Why do racial disparities persist?: Cultural and behavioral analysis
New to sociology
Four times the national average
That is the rate at which Nigerian Americans hold postgraduate degrees. Ghanaian, Kenyan, Ethiopian Americans all exceed the native-born rate. They are Black. Subject to the same profiling. Not exempt from American racism.
So why do the numbers look like that?
We are the perspective nobody wants to sit next to at the conference. But if the structural story were complete, outcomes within the Black population would not vary this dramatically. Our parents came from Lagos, from Accra. They arrived with degrees and no money, or no degrees and determination that substituted.
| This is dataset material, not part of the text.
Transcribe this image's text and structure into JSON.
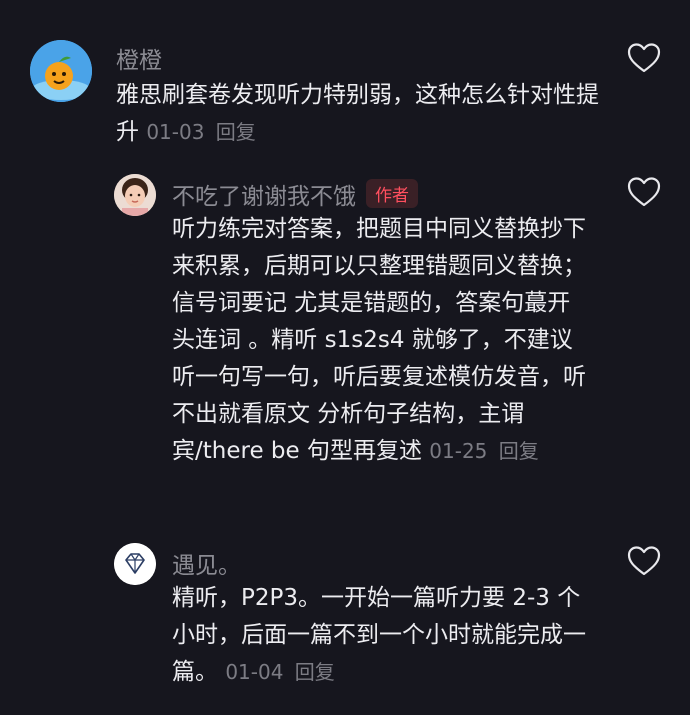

They built professional lives inside a country that profiled them on Tuesday and promoted them on Wednesday — because they carried cultural capital forged where Black people held institutional power and expected their children to do the same.
The structural analysts have the history right. Redlining was real. The GI Bill exclusions were monstrous. What we dispute is causal sufficiency sixty years after the Civil Rights Act. The path dependency model challenges us — if compounding explains the aggregate, we may be arguing over a residual. We take that seriously. But compounding does not explain why some Black communities closed the gap faster than others, or why immigrant communities under the same discrimination produce different outcomes.
Where we concede ground: We’ve attracted allies who use our framework to justify disinvestment. That’s on us.
What would change our mind: Second- and third-generation immigrant outcomes converging with native-born Black outcomes.